Our study is not free of limitations. First, the phytoestrogen consumption was self-reported, which could be affected by recall bias; however, we used 24-hour recall data obtained by trained dietitians and a standardized technique to diminish this error. In order to diminish potential measurement error, we perform a sensitivity analysis including girls only with two or more recall and results were similar, and we model phytoestrogen intake in quartiles to avoid the influential effect of outliers. However, we further excluded girls who reported an intake of phytoestrogens higher than five times the standard deviation, and the results did not differ compared to the whole sample. In addition, dietary questionnaires do not consider differences in metabolism, so we could not differentiate them according to equol production, nor were we able to estimate the concentrations of biologically active forms through plasma or urinary measurements. However, a significant correlation has been reported among the different measurement methods (plasma concentration, urinary concentration, and dietary phytoestrogen surveys; ref. 40). Moreover, 13% of the girls had only one 24-hour recall data, but the results were similar after restricting the analysis to girls with two or more questionnaires. Other dietary factors could be considered as confounders, such as fat intake, which has been related to breast density (41) in other populations. However, in our study, fat intake was not associated with phytoestrogen intake and breast density in the girls, and for this reason, we did not consider it as a potential confounder. In addition, we do not have Chilean data in relation to the concentration of phytoestrogens in common foods; however, we chose two international dataset that have information on phytoestrogens and which to our knowledge are the most complete. Besides these limitations, our study also highlights several strengths. It has a longitudinal design allowing us to measure the intake of phytoestrogens prospectively during puberty and adolescence, which are key periods for breast development. In addition, we used breast density at the end of pubertal development, which is recognized as a strong risk factor for breast cancer and, in this case, an early marker of disease.

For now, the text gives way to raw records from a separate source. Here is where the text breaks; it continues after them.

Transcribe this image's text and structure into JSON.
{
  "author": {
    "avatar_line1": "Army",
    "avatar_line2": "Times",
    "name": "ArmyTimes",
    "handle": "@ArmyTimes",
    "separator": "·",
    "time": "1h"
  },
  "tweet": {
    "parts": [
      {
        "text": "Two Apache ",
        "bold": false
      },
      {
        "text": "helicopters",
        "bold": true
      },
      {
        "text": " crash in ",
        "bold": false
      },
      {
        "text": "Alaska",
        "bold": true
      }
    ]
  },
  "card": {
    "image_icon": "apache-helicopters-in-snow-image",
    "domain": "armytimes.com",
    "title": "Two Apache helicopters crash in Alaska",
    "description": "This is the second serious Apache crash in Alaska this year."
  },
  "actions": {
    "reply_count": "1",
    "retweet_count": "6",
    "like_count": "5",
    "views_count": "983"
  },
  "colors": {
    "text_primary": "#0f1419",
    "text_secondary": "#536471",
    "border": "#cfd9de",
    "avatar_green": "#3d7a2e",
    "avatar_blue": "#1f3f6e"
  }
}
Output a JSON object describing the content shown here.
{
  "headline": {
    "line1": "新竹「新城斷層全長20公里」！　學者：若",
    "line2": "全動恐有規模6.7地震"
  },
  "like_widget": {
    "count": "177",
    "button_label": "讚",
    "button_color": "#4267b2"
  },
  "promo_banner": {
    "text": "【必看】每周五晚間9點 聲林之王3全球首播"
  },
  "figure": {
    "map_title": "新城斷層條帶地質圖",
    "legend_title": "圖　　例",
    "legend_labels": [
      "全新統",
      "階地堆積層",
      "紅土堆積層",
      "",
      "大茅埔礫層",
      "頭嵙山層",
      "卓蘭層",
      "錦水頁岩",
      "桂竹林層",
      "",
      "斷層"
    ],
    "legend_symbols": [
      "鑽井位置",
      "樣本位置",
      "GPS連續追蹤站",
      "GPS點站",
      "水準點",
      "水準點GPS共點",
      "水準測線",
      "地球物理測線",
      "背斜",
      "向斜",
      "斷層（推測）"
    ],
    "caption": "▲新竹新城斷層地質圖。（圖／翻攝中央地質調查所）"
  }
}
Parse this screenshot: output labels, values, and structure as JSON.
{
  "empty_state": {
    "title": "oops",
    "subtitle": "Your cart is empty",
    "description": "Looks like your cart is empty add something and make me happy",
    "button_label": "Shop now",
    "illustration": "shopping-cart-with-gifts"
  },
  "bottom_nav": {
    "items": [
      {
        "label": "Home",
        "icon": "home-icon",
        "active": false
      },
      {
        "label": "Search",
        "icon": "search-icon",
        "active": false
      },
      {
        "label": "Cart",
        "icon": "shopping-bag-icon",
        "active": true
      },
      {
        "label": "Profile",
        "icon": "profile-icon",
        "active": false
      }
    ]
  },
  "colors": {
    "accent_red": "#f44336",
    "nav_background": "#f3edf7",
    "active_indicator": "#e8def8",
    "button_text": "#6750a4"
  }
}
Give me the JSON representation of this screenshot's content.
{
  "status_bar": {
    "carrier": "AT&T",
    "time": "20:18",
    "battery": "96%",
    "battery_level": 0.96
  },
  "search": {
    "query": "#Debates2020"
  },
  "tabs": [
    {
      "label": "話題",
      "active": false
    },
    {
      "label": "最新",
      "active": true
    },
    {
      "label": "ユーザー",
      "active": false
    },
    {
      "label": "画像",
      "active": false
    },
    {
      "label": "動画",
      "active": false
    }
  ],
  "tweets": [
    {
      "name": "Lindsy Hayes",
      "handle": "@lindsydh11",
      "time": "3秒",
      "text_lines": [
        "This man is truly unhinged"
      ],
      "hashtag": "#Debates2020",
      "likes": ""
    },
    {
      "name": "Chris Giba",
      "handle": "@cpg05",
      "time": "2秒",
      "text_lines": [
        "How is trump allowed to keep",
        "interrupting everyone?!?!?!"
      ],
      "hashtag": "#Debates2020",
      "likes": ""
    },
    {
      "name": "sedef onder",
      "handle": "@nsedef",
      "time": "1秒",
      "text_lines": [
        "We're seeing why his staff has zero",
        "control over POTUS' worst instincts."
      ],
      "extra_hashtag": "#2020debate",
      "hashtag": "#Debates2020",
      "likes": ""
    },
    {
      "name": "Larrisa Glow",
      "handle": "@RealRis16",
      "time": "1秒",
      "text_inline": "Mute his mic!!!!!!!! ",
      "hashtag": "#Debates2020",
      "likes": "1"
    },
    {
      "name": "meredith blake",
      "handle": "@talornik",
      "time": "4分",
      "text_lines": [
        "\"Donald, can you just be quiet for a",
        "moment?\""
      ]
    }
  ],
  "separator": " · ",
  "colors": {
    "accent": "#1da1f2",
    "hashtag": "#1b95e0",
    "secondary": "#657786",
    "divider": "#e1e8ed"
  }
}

In conclusion, we found that girls who reported a higher intake of total phytoestrogens during puberty had a significantly lower AFGV. This study is one of the first to evaluate this association in a Western adolescent population. These findings support the hypothesis that small amounts of phytoestrogens consumed early in life may provide protection from breast carcinogenesis, and the timing of these intakes matters for the early prevention of breast cancer. This is a potentially modifiable environmental factor, and it could have a significant impact on public health; however, additional studies are needed to confirm these findings (including studies that evaluate the change in phytoestrogen intake and change in breast composition data during the life course) and elucidate their implications.

A. Pereira reports grants from Agencia Nacional de Investigación y Desarrollo (ANID) during the conduct of the study. No disclosures were reported by the other authors.

C. Lesser: Conceptualization, data curation, formal analysis, writing–original draft. V. Mericq: Supervision, methodology, writing–review and editing. M. Reyes: Supervision, methodology, writing–review and editing. M.L. Garmendia: Data curation, methodology, writing–review and editing. J.A. Shepherd: Software, writing–review and editing. K.B. Michels: Funding acquisition, writing–review and editing. C. Corvalán: Funding acquisition, writing–review and editing. A. Pereira: Formal analysis, supervision, funding acquisition, methodology, project administration, writing–review and editing.

This work was supported by the Chilean grants: Fondo Nacional de Desarrollo Científico y Tecnológico (FONDECYT) 11170670 (to A. Pereira), Fondecyt 1190346 (to V. Mericq), and PCI REDI170060 (to A. Pereira). Research reported in this publication was also supported by Public Health Service grants R01CA158313 and U01ES026130 from the National Cancer Institute and the National Institute of Environmental Health Sciences, National Institutes of Health, US Department of Health and Human Services (to K.B. Michels).

We thank GOCS families and children for their participation.

The costs of publication of this article were defrayed in part by the payment of page charges. This article must therefore be hereby marked advertisement in accordance with 18 U.S.C. Section 1734 solely to indicate this fact.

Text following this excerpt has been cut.